YOKOSUKA NAVAL BASE, Japan — The USS Ronald Reagan steamed into Tokyo Bay on Friday for what is likely a routine, mid-deployment stop three months into its annual Indo-Pacific patrol.
The aircraft carrier, which left its homeport on May 23, was greeted pierside by about 100 people, including family and friends, after 93 days at sea. Its six-month patrol typically begins in late spring.
The media was not invited to cover the ship’s arrival.
Ronald Reagan spokesman Lt. Cmdr. Phillip Chitty, in a Friday email to Stars and Stripes, declined to confirm whether this is part of a routine stop, or what the crew will be doing in Yokosuka. He also would not say how long the carrier will be in port, citing operational security concerns.
“USS Ronald Reagan arrived in Yokosuka after a patrol maintaining a free and open Indo-Pacific in the U.S. 7th fleet area of responsibility,” he wrote.
This patrol is likely the last from Japan for the Ronald Reagan. Sometime next year, the carrier is expected to relocate to Puget Sound Naval Shipyard in Bremerton, Wash., for a scheduled maintenance period. The aircraft carrier USS George Washington, which the Ronald Reagan replaced in 2015, is expected to return to Yokosuka.

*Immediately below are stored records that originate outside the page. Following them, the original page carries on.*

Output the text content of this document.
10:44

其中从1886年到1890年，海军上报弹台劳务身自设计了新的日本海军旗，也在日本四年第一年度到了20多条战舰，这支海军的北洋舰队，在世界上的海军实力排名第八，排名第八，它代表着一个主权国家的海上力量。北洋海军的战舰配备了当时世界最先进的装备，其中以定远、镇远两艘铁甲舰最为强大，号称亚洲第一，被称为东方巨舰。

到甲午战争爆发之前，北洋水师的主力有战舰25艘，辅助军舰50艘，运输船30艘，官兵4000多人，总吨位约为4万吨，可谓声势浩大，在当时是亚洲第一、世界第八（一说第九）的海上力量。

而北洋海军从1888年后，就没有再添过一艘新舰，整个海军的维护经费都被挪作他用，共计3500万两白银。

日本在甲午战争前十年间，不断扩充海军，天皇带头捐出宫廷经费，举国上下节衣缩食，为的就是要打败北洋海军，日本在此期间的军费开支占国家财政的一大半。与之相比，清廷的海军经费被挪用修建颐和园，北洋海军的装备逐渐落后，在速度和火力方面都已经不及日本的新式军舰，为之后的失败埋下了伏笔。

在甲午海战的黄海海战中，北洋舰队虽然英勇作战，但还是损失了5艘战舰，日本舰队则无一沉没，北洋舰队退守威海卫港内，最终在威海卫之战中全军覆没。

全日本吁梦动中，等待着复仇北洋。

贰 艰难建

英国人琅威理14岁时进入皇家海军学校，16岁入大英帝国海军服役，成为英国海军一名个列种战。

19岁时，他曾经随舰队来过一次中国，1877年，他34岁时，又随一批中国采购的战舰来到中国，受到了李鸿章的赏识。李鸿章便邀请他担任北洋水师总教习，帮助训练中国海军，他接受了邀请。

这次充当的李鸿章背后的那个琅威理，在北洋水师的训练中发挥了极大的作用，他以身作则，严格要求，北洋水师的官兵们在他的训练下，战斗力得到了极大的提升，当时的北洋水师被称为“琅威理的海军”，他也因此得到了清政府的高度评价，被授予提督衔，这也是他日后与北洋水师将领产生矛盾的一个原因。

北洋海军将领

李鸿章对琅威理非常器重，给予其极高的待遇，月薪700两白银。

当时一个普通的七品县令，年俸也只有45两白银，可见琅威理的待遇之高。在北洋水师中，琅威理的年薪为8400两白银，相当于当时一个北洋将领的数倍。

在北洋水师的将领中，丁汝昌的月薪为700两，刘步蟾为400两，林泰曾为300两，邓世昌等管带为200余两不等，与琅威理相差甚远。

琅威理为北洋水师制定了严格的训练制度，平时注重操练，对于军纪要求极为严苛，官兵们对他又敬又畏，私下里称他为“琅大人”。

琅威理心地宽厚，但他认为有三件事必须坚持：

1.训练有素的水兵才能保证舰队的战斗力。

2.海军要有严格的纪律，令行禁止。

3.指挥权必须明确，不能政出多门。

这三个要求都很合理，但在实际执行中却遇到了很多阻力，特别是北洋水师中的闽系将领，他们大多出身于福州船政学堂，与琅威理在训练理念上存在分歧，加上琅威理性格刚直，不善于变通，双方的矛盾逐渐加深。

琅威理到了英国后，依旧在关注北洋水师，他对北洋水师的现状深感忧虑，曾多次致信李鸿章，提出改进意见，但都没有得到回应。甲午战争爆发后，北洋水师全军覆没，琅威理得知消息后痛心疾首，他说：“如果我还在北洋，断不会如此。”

The Ronald Reagan has been busy on this deployment with flight operations, at-sea replenishments and other engagements.
Almost immediately after leaving Yokosuka, the Ronald Reagan and its strike group took part in a dual-carrier drill in the Philippine Sea alongside the USS Nimitz Carrier Strike Group, the Japan Maritime Self-Defense Force helicopter destroyer JS Izumo and two frigates from France and Canada.

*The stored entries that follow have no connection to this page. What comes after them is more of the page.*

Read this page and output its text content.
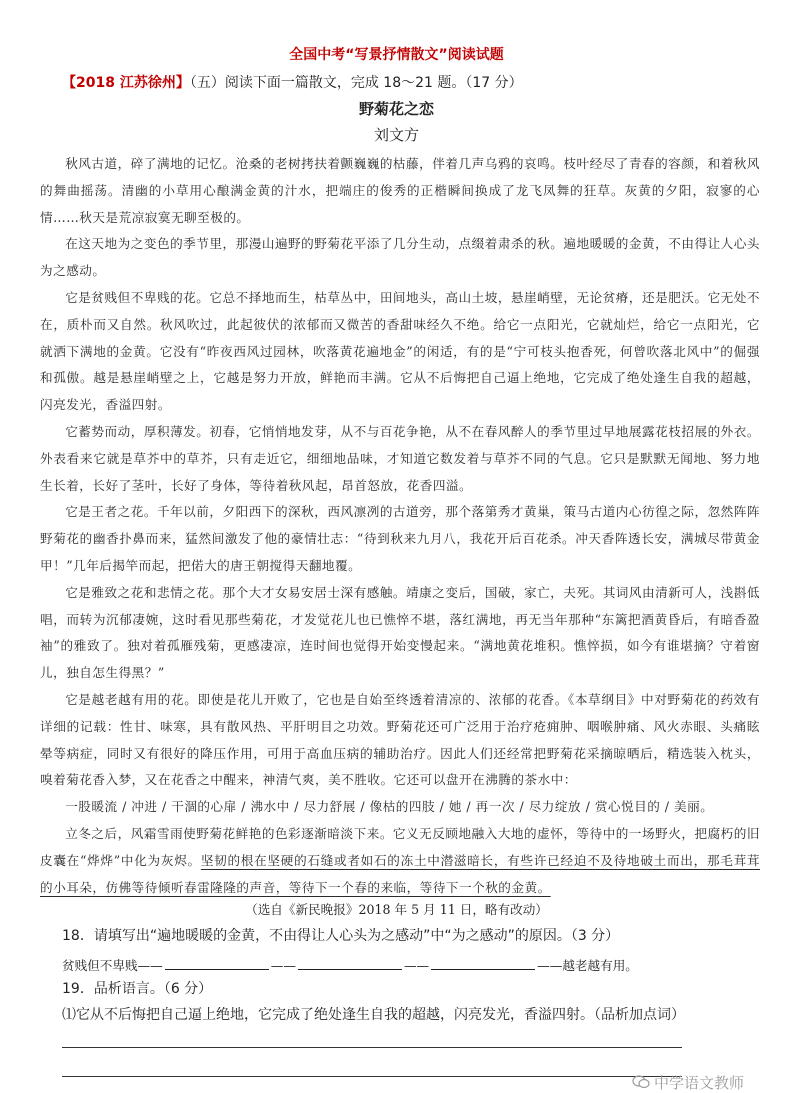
全国中考“写景抒情散文”阅读试题
【2018 江苏徐州】（五）阅读下面一篇散文，完成 18～21 题。（17 分）
野菊花之恋
刘文方

秋风古道，碎了满地的记忆。沧桑的老树拷扶着颤巍巍的枯藤，伴着几声乌鸦的哀鸣。枝叶经尽了青春的容颜，和着秋风的舞曲摇荡。清幽的小草用心酿满金黄的汁水，把端庄的俊秀的正楷瞬间换成了龙飞凤舞的狂草。灰黄的夕阳，寂寥的心情……秋天是荒凉寂寞无聊至极的。

在这天地为之变色的季节里，那漫山遍野的野菊花平添了几分生动，点缀着肃杀的秋。遍地暖暖的金黄，不由得让人心头为之感动。

它是贫贱但不卑贱的花。它总不择地而生，枯草丛中，田间地头，高山土坡，悬崖峭壁，无论贫瘠，还是肥沃。它无处不在，质朴而又自然。秋风吹过，此起彼伏的浓郁而又微苦的香甜味经久不绝。给它一点阳光，它就灿烂，给它一点阳光，它就洒下满地的金黄。它没有“昨夜西风过园林，吹落黄花遍地金”的闲适，有的是“宁可枝头抱香死，何曾吹落北风中”的倔强和孤傲。越是悬崖峭壁之上，它越是努力开放，鲜艳而丰满。它从不后悔把自己逼上绝地，它完成了绝处逢生自我的超越，闪亮发光，香溢四射。

它蓄势而动，厚积薄发。初春，它悄悄地发芽，从不与百花争艳，从不在春风醉人的季节里过早地展露花枝招展的外衣。外表看来它就是草芥中的草芥，只有走近它，细细地品味，才知道它数发着与草芥不同的气息。它只是默默无闻地、努力地生长着，长好了茎叶，长好了身体，等待着秋风起，昂首怒放，花香四溢。

它是王者之花。千年以前，夕阳西下的深秋，西风凛冽的古道旁，那个落第秀才黄巢，策马古道内心彷徨之际，忽然阵阵野菊花的幽香扑鼻而来，猛然间激发了他的豪情壮志：“待到秋来九月八，我花开后百花杀。冲天香阵透长安，满城尽带黄金甲！”几年后揭竿而起，把偌大的唐王朝搅得天翻地覆。

它是雅致之花和悲情之花。那个大才女易安居士深有感触。靖康之变后，国破，家亡，夫死。其词风由清新可人，浅斟低唱，而转为沉郁凄婉，这时看见那些菊花，才发觉花儿也已憔悴不堪，落红满地，再无当年那种“东篱把酒黄昏后，有暗香盈袖”的雅致了。独对着孤雁残菊，更感凄凉，连时间也觉得开始变慢起来。“满地黄花堆积。憔悴损，如今有谁堪摘？守着窗儿，独自怎生得黑？”

它是越老越有用的花。即使是花儿开败了，它也是自始至终透着清凉的、浓郁的花香。《本草纲目》中对野菊花的药效有详细的记载：性甘、味寒，具有散风热、平肝明目之功效。野菊花还可广泛用于治疗疮痈肿、咽喉肿痛、风火赤眼、头痛眩晕等病症，同时又有很好的降压作用，可用于高血压病的辅助治疗。因此人们还经常把野菊花采摘晾晒后，精选装入枕头，嗅着菊花香入梦，又在花香之中醒来，神清气爽，美不胜收。它还可以盘开在沸腾的茶水中：

一股暖流 / 冲进 / 干涸的心扉 / 沸水中 / 尽力舒展 / 像枯的四肢 / 她 / 再一次 / 尽力绽放 / 赏心悦目的 / 美丽。

立冬之后，风霜雪雨使野菊花鲜艳的色彩逐渐暗淡下来。它义无反顾地融入大地的虚怀，等待中的一场野火，把腐朽的旧皮囊在“烨烨”中化为灰烬。坚韧的根在坚硬的石缝或者如石的冻土中潜滋暗长，有些许已经迫不及待地破土而出，那毛茸茸的小耳朵，仿佛等待倾听春雷隆隆的声音，等待下一个春的来临，等待下一个秋的金黄。

（选自《新民晚报》2018 年 5 月 11 日，略有改动）
18．请填写出“遍地暖暖的金黄，不由得让人心头为之感动”中“为之感动”的原因。（3 分）
贫贱但不卑贱——	——	——	——越老越有用。
19．品析语言。（6 分）
⑴它从不后悔把自己逼上绝地，它完成了绝处逢生自我的超越，闪亮发光，香溢四射。（品析加点词）
中学语文教师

Three days after that Navy-led exercise, China kicked off a series of military drills several hundred miles to west near Taiwan, although Beijing did not declare it to be a response to the carrier’s activities.

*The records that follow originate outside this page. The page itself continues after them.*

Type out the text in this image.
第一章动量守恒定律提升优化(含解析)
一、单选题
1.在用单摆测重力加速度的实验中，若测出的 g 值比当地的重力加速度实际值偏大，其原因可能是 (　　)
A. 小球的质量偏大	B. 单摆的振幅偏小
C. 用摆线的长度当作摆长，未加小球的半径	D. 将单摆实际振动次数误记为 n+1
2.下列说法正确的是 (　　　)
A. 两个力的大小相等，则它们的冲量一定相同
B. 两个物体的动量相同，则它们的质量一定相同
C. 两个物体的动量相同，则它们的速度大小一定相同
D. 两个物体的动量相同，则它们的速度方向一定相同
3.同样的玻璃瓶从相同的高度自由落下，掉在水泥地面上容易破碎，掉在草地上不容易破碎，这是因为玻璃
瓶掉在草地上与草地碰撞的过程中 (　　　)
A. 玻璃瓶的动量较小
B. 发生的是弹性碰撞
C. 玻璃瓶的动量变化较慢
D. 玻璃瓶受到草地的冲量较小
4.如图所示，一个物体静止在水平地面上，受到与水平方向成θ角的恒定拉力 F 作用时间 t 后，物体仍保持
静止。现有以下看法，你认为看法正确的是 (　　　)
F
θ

On June 25, the Ronald Reagan made a historic visit to Da Nang, Vietnam, where it became the third U.S. aircraft carrier to visit the country since the Vietnam War ended in 1975 and the first to visit since the COVID-19 pandemic began.
The Ronald Reagan crew on July 30 celebrated at sea the carrier’s 20th year of service – it was commissioned July 12, 2003, at Norfolk Naval Station, Va.
In late July and early August, the carrier participated in Talisman Sabre, the biennial exercise coordinated between the U.S., Australia and a multitude of other countries.
The carrier and its contingent of aircraft, Carrier Air Wing 5, coordinated air exercises with the U.S. and Australian forces in the Indian Ocean, according to news releases from Pacific Air Forces and U.S. Pacific Fleet.